Various types of recurrent neural networks (RNNs) are implemented using the `nn.RNN`, `nn.LSTM`, and `nn.GRU` modules. Please run the following code.

In [15]:
# Create some fake word embeddings
embedding_layer = nn.Embedding(100, 20)

# Create an LSTM
lstm = nn.LSTM(input_size=20, hidden_size=9, batch_first=True)

# Create a fake input
x = torch.randint(100, (5, 7))

# Run the LSTM
embeddings = embedding_layer(x) 
h, _ = lstm(embeddings)

print(x.shape) 
print(embeddings.shape) 
print(h.shape)

torch.Size([5, 7])
torch.Size([5, 7, 20])
torch.Size([5, 7, 9])


Describe `x`, `embeddings`, and `h`. What do each of their dimensions represent? What does `batch_first=True` do on line 5?

### Problem 3c: Calculating Gradients (Written, 3 Points)
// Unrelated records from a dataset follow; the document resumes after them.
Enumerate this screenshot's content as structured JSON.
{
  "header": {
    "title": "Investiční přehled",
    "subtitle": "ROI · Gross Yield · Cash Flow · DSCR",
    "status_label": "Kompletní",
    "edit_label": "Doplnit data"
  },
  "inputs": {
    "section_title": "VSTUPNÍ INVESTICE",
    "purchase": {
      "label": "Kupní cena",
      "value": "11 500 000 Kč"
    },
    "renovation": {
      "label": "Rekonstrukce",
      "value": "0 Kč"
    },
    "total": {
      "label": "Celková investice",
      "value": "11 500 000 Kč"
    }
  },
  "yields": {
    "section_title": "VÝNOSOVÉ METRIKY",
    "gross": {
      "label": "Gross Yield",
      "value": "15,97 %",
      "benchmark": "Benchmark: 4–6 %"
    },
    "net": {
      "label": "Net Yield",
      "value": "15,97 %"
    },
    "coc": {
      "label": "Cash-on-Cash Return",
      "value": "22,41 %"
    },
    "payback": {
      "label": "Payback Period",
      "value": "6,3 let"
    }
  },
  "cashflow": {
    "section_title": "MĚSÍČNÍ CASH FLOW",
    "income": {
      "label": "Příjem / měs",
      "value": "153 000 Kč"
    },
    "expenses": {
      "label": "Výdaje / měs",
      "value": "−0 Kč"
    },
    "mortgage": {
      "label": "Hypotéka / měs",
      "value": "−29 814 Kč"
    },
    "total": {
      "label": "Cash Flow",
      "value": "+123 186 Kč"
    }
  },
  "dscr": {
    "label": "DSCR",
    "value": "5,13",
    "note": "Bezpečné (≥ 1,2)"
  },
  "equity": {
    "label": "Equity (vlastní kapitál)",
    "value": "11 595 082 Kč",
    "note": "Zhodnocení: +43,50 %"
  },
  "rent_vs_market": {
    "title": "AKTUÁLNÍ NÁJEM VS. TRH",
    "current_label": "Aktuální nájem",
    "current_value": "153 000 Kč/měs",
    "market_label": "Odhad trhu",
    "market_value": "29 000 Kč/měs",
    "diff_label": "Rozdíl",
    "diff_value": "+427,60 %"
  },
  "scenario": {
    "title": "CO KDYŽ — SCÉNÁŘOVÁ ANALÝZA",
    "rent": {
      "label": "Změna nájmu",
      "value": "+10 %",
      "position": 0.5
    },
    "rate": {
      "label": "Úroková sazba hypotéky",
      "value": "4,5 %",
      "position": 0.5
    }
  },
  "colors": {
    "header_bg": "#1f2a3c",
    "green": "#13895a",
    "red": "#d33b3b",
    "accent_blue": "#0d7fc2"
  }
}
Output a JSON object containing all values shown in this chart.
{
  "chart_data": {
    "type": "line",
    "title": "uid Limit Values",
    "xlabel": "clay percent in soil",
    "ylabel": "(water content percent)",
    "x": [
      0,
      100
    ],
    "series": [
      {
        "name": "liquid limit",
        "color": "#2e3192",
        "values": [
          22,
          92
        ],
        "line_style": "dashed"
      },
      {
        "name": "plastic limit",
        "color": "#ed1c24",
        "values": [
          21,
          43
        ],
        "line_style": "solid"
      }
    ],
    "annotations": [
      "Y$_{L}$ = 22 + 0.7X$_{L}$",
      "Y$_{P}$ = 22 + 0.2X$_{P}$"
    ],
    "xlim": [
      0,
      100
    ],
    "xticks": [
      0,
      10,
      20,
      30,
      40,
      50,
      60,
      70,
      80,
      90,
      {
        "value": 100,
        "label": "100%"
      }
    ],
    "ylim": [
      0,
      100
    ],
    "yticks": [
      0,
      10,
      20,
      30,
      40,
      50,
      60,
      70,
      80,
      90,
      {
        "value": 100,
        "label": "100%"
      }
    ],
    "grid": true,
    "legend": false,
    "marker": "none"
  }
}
Please run the following code.

In [9]:
# Create a fake input and output
x = torch.randn(5, 2)
y = torch.randint(4, (5,))

# Create a loss function
loss_function = nn.CrossEntropyLoss()

# Run the forward pass on model
logits = model(x)
loss = loss_function(logits , y)

In [10]:
loss.backward()

How would you run the backward pass for the (fake) mini-batch represented by the input `x` and labels `y`? 

**Hints:**
* Your answer should consist of a single line of code.
* After running your one line of code, the following loop should print the gradients of all of model’s parameters. None of the gradients should be `None`.